СКАЗКА О НИКИТЕ ВДОВИНИЧЕ
Начинается сказка от сивки, от бурки, от вещей каурки; рассказывается не сзади, а спереди, не как дядя Селиван тулуп надевал. А эта сказка мною не выдумана, из старых лык не выплетена и заново шелком не выстрочена: мне ее по летним дням да по осенним ночам рассказывал Савка-Журавка долгоног, железный нос.

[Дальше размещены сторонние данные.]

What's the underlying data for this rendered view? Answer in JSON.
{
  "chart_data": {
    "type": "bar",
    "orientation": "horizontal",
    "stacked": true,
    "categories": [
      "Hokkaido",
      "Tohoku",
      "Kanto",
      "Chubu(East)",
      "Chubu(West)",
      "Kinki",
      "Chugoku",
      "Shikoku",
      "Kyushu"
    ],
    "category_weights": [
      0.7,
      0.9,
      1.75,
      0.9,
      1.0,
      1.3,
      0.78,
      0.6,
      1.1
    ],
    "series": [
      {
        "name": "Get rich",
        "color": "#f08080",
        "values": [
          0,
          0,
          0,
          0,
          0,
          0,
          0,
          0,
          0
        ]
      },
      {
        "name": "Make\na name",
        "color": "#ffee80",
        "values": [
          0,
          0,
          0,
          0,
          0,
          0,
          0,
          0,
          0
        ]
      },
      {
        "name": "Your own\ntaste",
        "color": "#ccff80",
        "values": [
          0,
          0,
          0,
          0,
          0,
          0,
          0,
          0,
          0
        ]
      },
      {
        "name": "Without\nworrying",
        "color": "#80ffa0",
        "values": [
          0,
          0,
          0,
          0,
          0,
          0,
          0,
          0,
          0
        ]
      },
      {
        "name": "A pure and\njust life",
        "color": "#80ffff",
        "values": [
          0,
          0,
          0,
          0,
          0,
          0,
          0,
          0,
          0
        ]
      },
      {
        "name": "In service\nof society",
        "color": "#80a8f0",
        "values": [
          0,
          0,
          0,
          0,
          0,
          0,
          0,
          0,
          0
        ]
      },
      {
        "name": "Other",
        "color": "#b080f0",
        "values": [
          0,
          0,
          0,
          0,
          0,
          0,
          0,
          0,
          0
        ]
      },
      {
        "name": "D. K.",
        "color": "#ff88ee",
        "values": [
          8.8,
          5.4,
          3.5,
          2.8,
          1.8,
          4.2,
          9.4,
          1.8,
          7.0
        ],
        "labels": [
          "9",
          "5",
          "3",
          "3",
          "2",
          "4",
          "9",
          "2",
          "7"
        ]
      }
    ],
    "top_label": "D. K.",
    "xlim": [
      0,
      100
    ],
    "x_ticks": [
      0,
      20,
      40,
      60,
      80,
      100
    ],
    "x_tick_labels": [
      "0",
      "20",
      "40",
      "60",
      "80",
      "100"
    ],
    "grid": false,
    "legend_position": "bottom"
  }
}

Савка-Журавка по двору ходит, черным глазом поводит, с ноги на ногу переступает, долгую шею через плетень перегибает, острым носом друга и недруга допекает. А как крыльями встрепенется да звонким голосом озовется: «Курлы-курлы!» — так у всякого и ушки на макушке, и слюнка изо рта потечет… Савка-Журавка голосную песню затягивает, умную речь заговаривает, и такую сказу рассказывает… курлы-курлы!

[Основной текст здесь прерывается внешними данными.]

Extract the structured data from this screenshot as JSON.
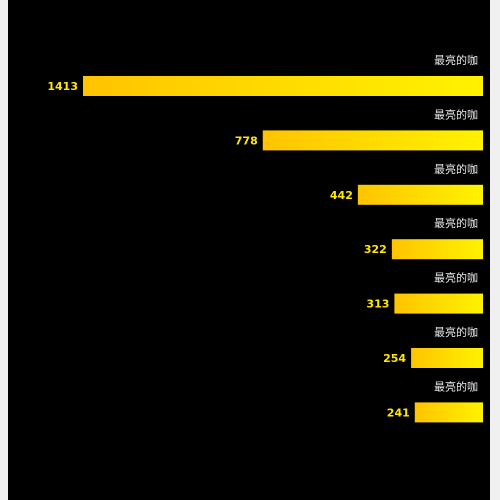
{
  "chart_data": {
    "type": "hbar",
    "categories": [
      "最亮的咖",
      "最亮的咖",
      "最亮的咖",
      "最亮的咖",
      "最亮的咖",
      "最亮的咖",
      "最亮的咖"
    ],
    "values": [
      1413,
      778,
      442,
      322,
      313,
      254,
      241
    ],
    "gradient": [
      "#ffc400",
      "#fff200"
    ],
    "label_color": "#ffe800",
    "category_color": "#e8e8e8",
    "background": "#000000"
  }
}
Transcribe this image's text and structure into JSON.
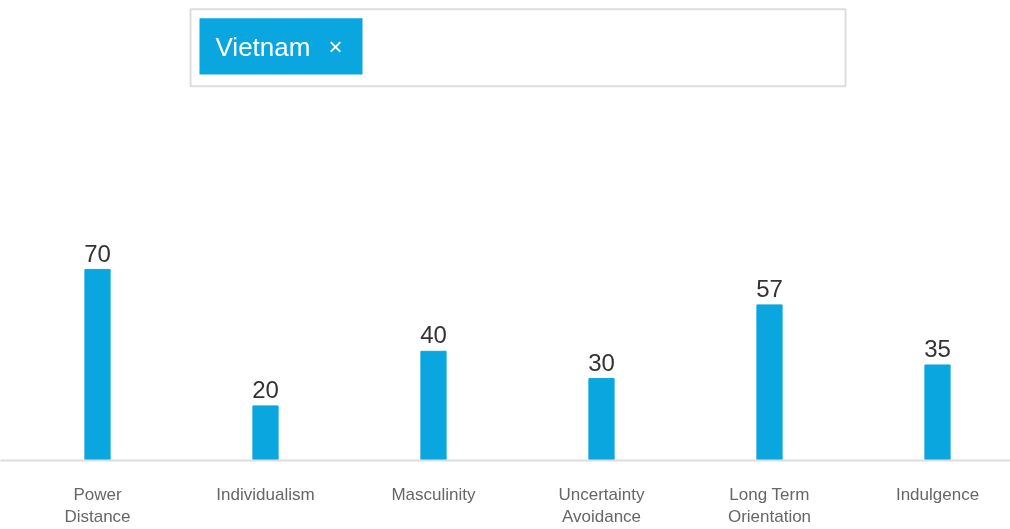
{
  "chart_data": {
    "type": "bar",
    "categories": [
      "Power Distance",
      "Individualism",
      "Masculinity",
      "Uncertainty Avoidance",
      "Long Term Orientation",
      "Indulgence"
    ],
    "series": [
      {
        "name": "Vietnam",
        "color": "#0aa6df",
        "values": [
          70,
          20,
          40,
          30,
          57,
          35
        ]
      }
    ],
    "data_labels": true,
    "legend": "top",
    "grid": false,
    "annotations": [
      "×"
    ]
  }
}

Во славном городе во Чухломе жила-была старушка горемычная, вдова человека посадского, а имя ей Улита Минеевна. Муж ее Авдей Федулов, не тем покойник-свет будь помянут! большой был гуляка: торг провести да на счетах раскинуть не его было дело; а пиры пировать да именины справлять — его подавай. Так и все свои животы прогулял да пропил, а не в добрый час и его самого подняли мертвого в царевом кружале под лавкою. Бедная вдова после его смерти обливала горючими слезами не столько могилу своего друга сердечного, сколько свое вдовье платье и сиротские недоимки. Не было у нее, что называется, чем собаки из двора выманить; а которых крох не растерял покойный ее сожитель, и те пошли по его же душе, на похороны да на поминки. Худо быть человеку семейному горьким пьяницей: и перед богом грешит, и людей смешит, и чужой век заедает.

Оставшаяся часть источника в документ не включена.